The AICR reports that one in four people will develop cancer, and about 40% of cancer cases are preventable. 

Fat cells are active, and that’s a problem

Fat cells aren’t just inactive substances we carry around. Fat is metabolically active in ways that increase our risk for cancer. Brockton notes how fat contributes to cancer risk:

  • It’s linked with chronic inflammation
  • It can raise levels of insulin and other hormones, and these hormones can encourage cancer cells to grow
  • In postmenopausal women, fat is the largest source of estrogen, which is connected with higher rates of breast, endometrial, and ovarian cancers

According to the AICR, excess body fat at the waist, called visceral fat, is more closely linked with increased cancer risk than fat elsewhere in the body. 

Losing weight might help

We don’t yet have good data on how losing weight affects your cancer risk. “We know there’s a lower risk of these 12 types of cancer with a lower body weight, and it’s never too late to make healthy changes,” Brockton says. 

But some research in mice shows that there’s still an elevated cancer risk linked to former obesity.

Brockton says the AICR recommends losing weight if you’re overweight or obese.

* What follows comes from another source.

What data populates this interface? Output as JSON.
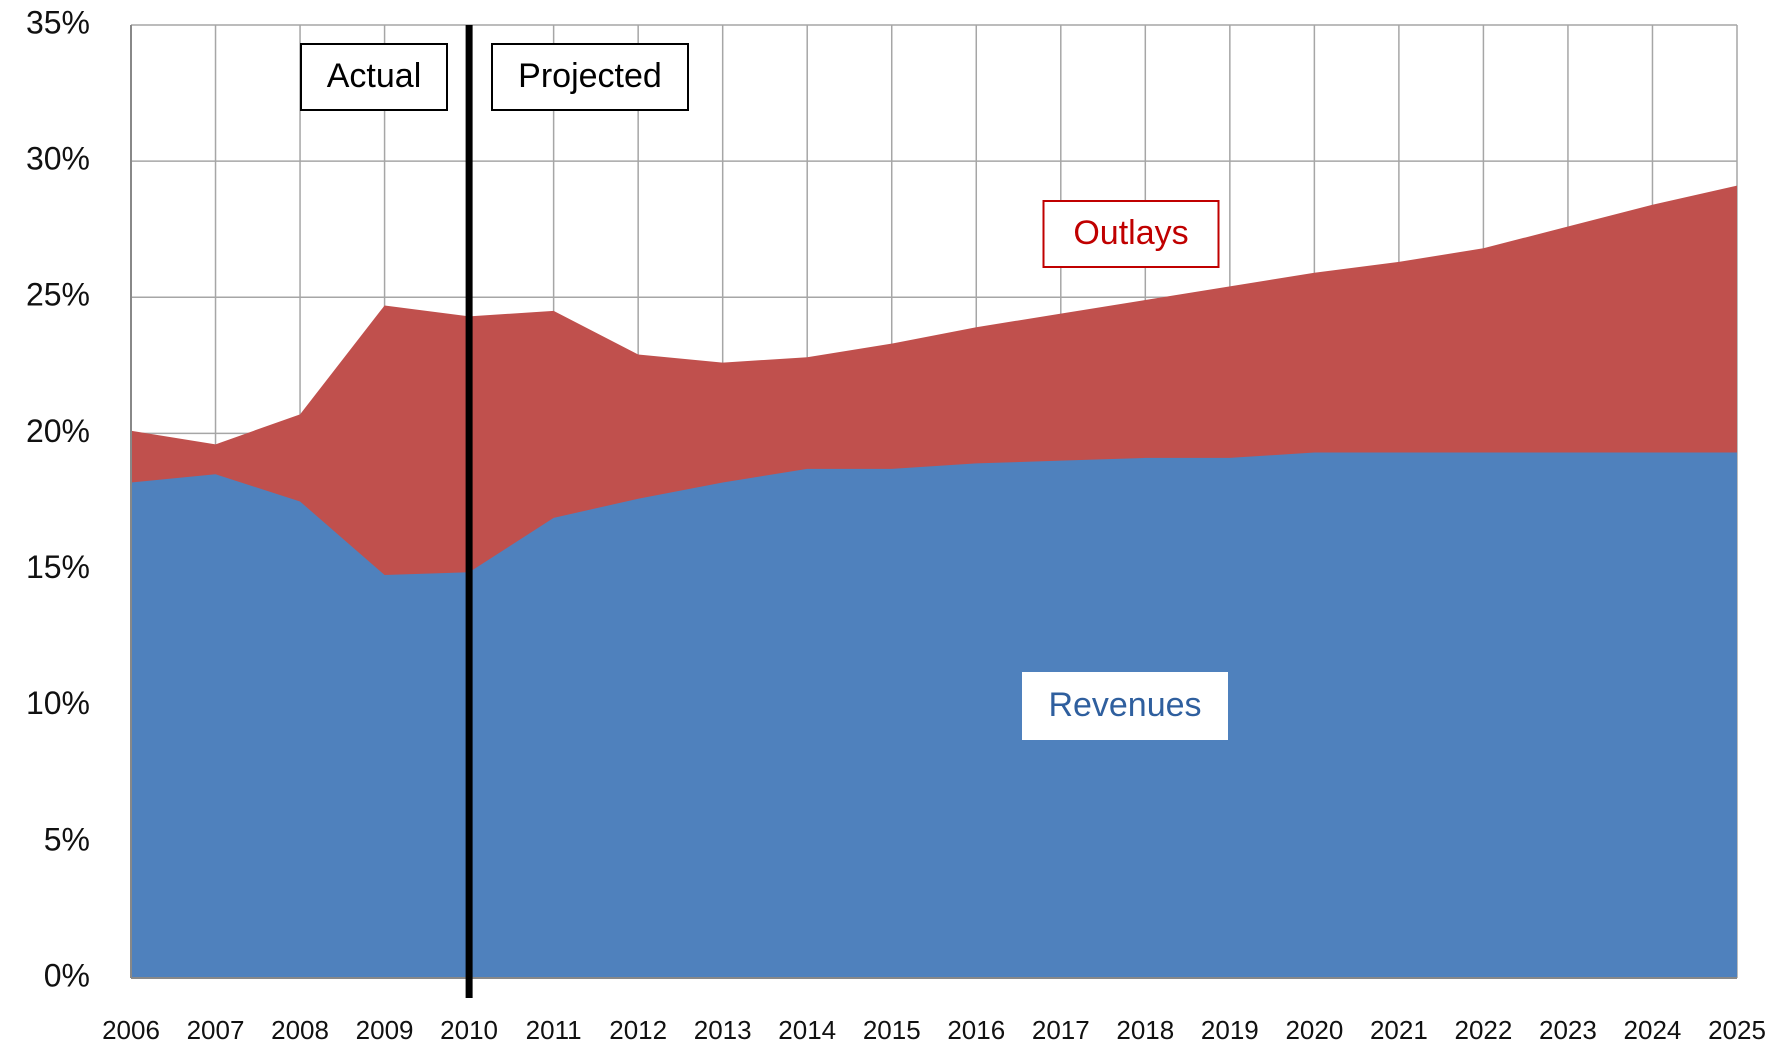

If you are diagnosed with cancer, you’ll generally have a better outcome if you are at a healthy weight, he says. 

His food choices will likely sound familiar—a cancer-fighting diet is similar to one that helps fight heart disease and dementia. He says good choices are fruit, vegetables, whole grains, beans and legumes. 

He steers us away from fast foods that are high in fats, starches, and sugars as well as red meat, processed meat, and alcohol.

“It’s not that you can never have these things. They just shouldn’t be part of your habitual diet,” he says.

Other factors increase your cancer risk, too

After smoking and obesity, Brockton says the list of top modifiable factors that increase your cancer risk are alcohol use, ultraviolet radiation, physical inactivity, low fruit and vegetable intake, HPV infection, low fiber intake, high processed meat intake, high red meat intake, and viral and bacterial infections.